- Native name: Ağaşirin Ağaməmməd oğlu Cəfərov
- Born: 10 July 1906 Balıcallı, Dzhevatsky Uyezd, Baku Governorate, Russian Empire
- Died: 3 May 1984 (aged 77) Neftçala, Neftchala District, Azerbaijan SSR, Soviet Union
- Allegiance: Soviet Union
- Branch: Red Army
- Service years: 1941–1945
- Rank: Starshina
- Unit: 416th Rifle Division
- Conflicts: World War II Battle of the Caucasus; Donbass Strategic Offensive; Battle of the Dnieper; ;
- Awards: Hero of the Soviet Union Order of Lenin Order of the Patriotic War 2nd class

= Aghashirin Jafarov =

Soviet Azerbaijani army starshina (1906–1984)

Aghashirin Agamamed oglu Jafarov (Ağaşirin Ağaməmməd oğlu Cəfərov; 10 July 1906–3 May 1984) was an Azerbaijani Red Army Starshina and a Hero of the Soviet Union. He was awarded the title on 1 November 1943 for his actions during the Battle of the Dnieper, where he was reported to have killed up to 300 German soldiers with his machine gun. He was discharged postwar and worked as chairman of a Kolkhoz.

== Early life ==
Jafarov was born on 10 July 1906 in Balıcallı to a peasant family. He joined the Communist Party of the Soviet Union in 1931. Jafarov received primary education and worked as a tractor driver on a Kolkhoz.

== World War II ==
Jafarov was drafted into the Red Army in October 1941. He graduated from courses for machine gunners and served in combat from November 1942 with the 1368th Rifle Regiment of the 416th Rifle Division. Jafarov fought in the Battle of the Caucasus. For his actions he received the Medal for Battle Merit on 4 May 1943.

Jafarov fought in the Donbass Strategic Offensive (August 1943). Near Taganrog, his squad repelled several German counterattacks and Jafarov reportedly led one of these. The squad reportedly killed more than a platoon of German soldiers, destroyed two machine guns, captured four machine guns, two light machine guns, and ammunition. On the next day his squad was surrounded. Jafarov reportedly organized a perimeter defense and killed 56 German soldiers. The squad broke out and rejoined the battalion.

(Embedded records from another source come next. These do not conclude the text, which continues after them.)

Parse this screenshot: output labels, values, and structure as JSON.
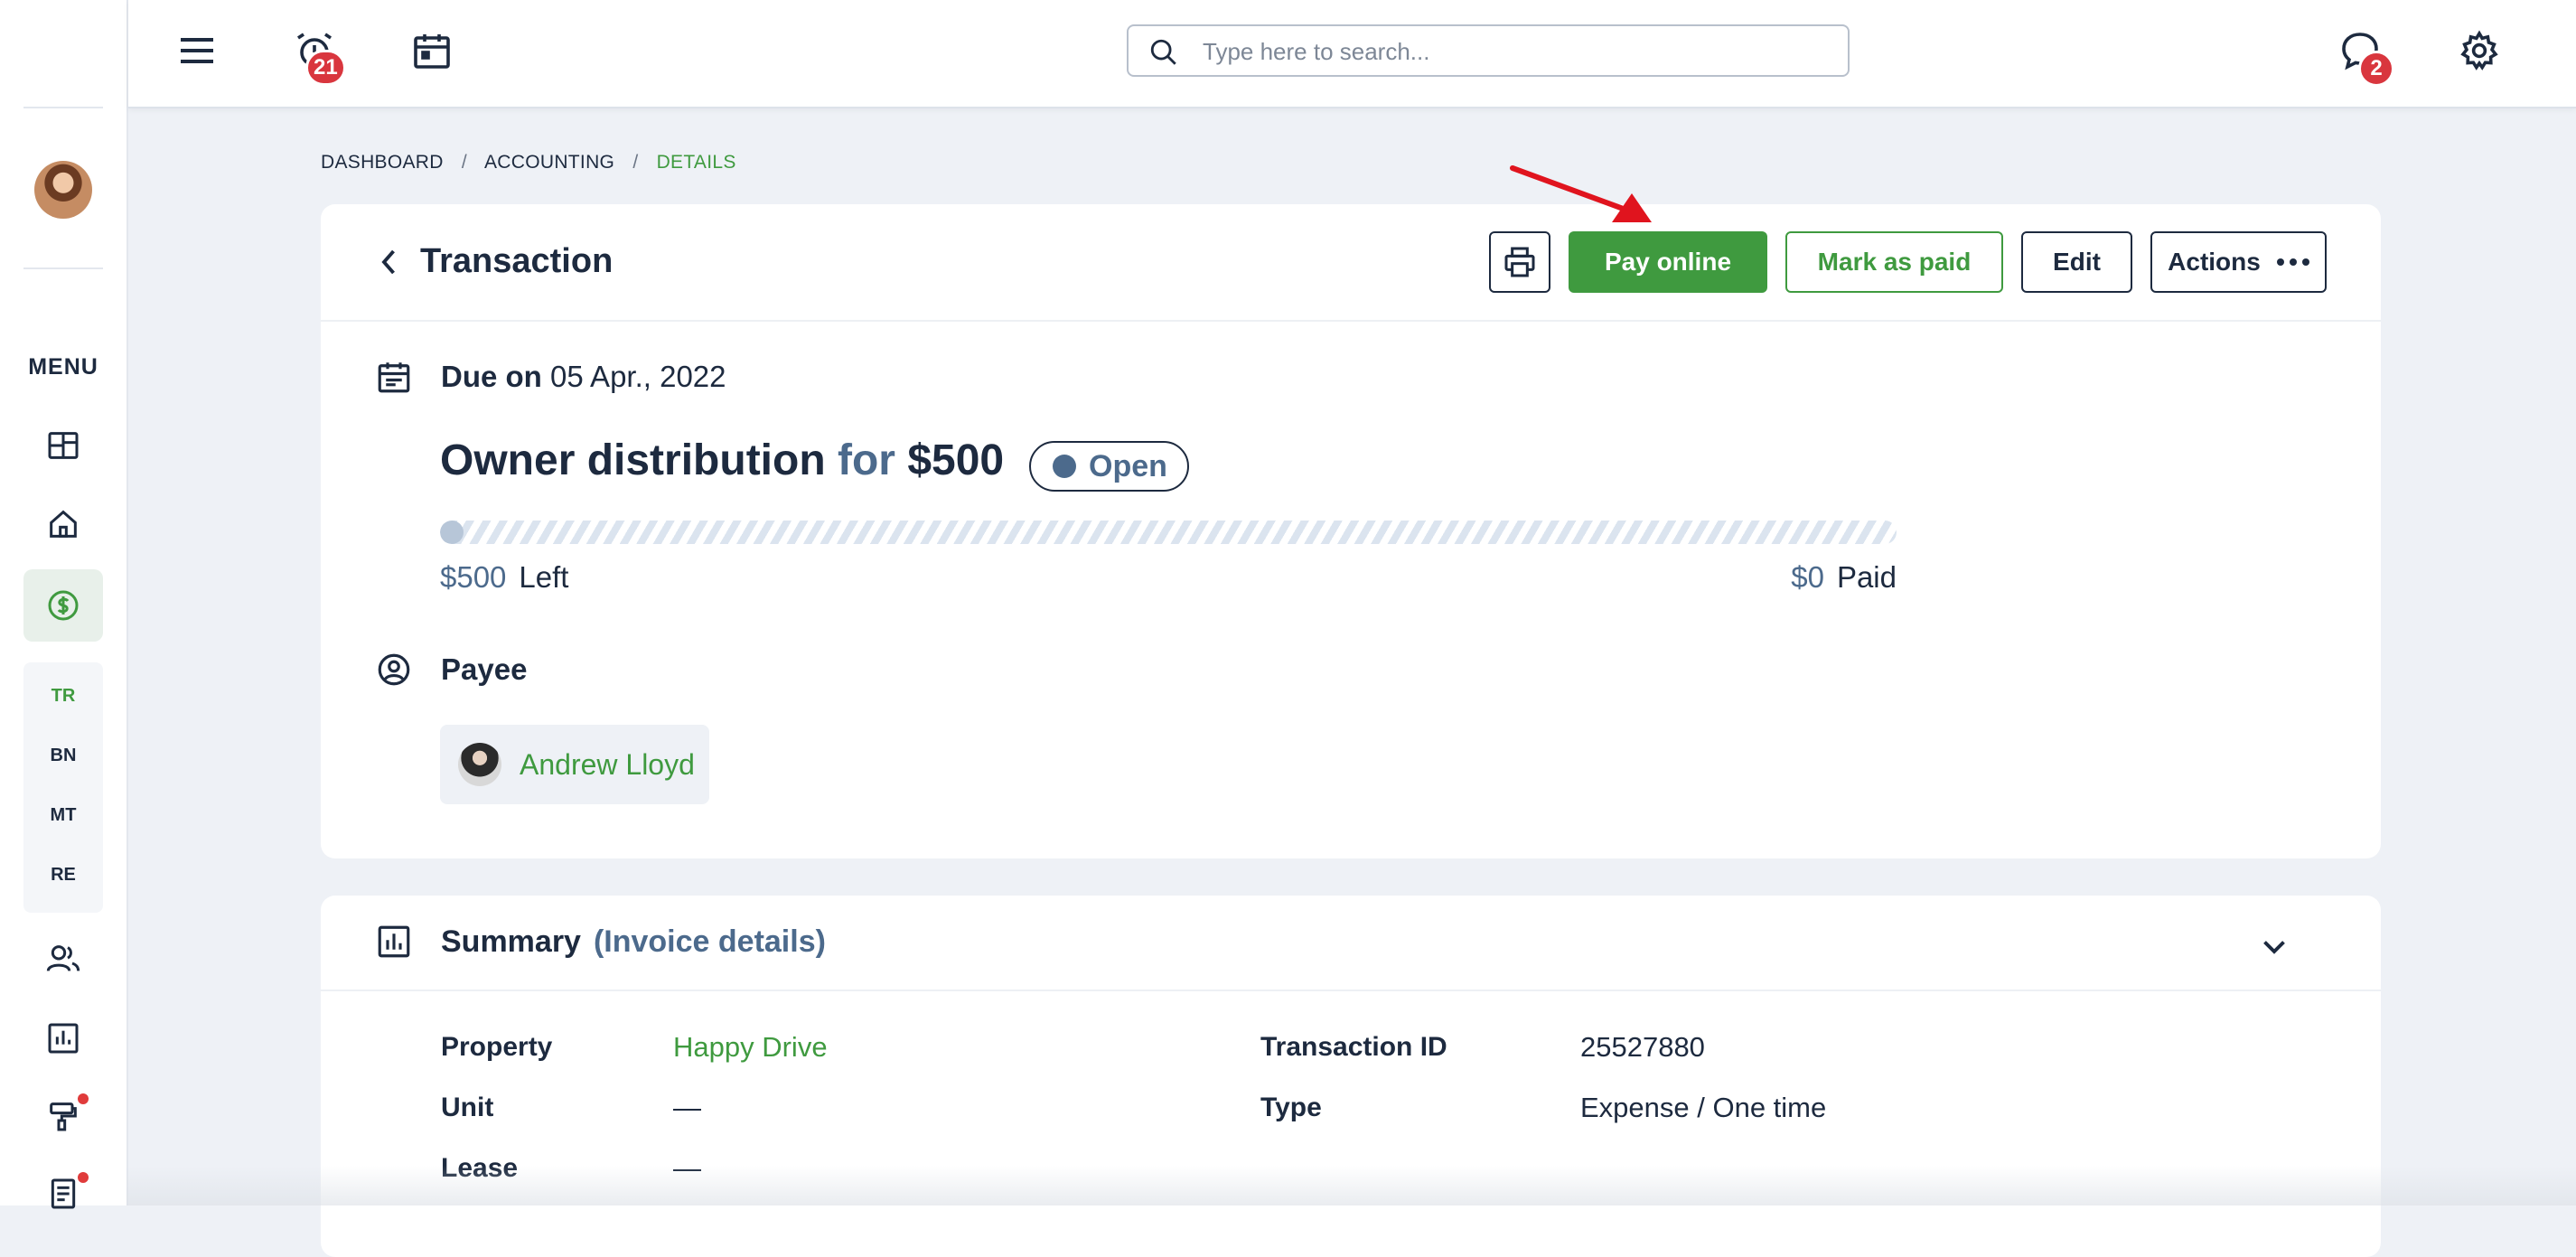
{
  "topbar": {
    "notifications_badge": "21",
    "messages_badge": "2",
    "search_placeholder": "Type here to search..."
  },
  "sidebar": {
    "menu_label": "MENU",
    "sub_items": [
      "TR",
      "BN",
      "MT",
      "RE"
    ]
  },
  "breadcrumb": [
    "DASHBOARD",
    "/",
    "ACCOUNTING",
    "/",
    "DETAILS"
  ],
  "transaction": {
    "title": "Transaction",
    "pay_online": "Pay online",
    "mark_as_paid": "Mark as paid",
    "edit": "Edit",
    "actions": "Actions",
    "due_label": "Due on",
    "due_date": "05 Apr., 2022",
    "headline_name": "Owner distribution",
    "headline_for": "for",
    "headline_amount": "$500",
    "status": "Open",
    "paid_fraction": 0.0,
    "left_amount": "$500",
    "left_label": "Left",
    "paid_amount": "$0",
    "paid_label": "Paid",
    "payee_label": "Payee",
    "payee_name": "Andrew Lloyd"
  },
  "summary": {
    "title": "Summary",
    "subtitle": "(Invoice details)",
    "fields": {
      "property_label": "Property",
      "property_value": "Happy Drive",
      "unit_label": "Unit",
      "unit_value": "—",
      "lease_label": "Lease",
      "lease_value": "—",
      "transaction_id_label": "Transaction ID",
      "transaction_id_value": "25527880",
      "type_label": "Type",
      "type_value": "Expense / One time"
    }
  },
  "colors": {
    "accent_green": "#3f9a3f",
    "navy": "#1d2a3f",
    "slate_blue": "#4c6a8c",
    "badge_red": "#d9363e",
    "annotation_arrow": "#e0141e"
  }
}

In October 1943, Jafarov fought in the Melitopol Offensive, part of the Battle of the Dnieper. Near Semenivka on the outskirts of Melitopol, he reportedly took a machine gun and four other soldiers at night and moved behind German lines. Early in the morning his machine gun was located and attacked. Wounded three times, Jafarov reportedly continued to fire, killing up to 300 German soldiers. These actions reportedly diverted a number of German troops, enabling the capture of the heights. On 1 November Jafarov was awarded the title Hero of the Soviet Union and the Order of Lenin.

Jafarov continued to serve with the division during the war. He fought in the Battle of Berlin. On 29 May 1945 he received the Order of the Patriotic War 2nd class for his actions.

== Postwar ==
Jafarov was discharged with the rank of Starshina. He returned to Balıcallı and was kolkhoz chairman. He served on the village council in Neftchala District and also worked in the office of the Aznefterazvedka drilling trust. Jafarov died on 3 May 1984 and was buried in Neftçala.

A street in Neftçala was named for Jafarov.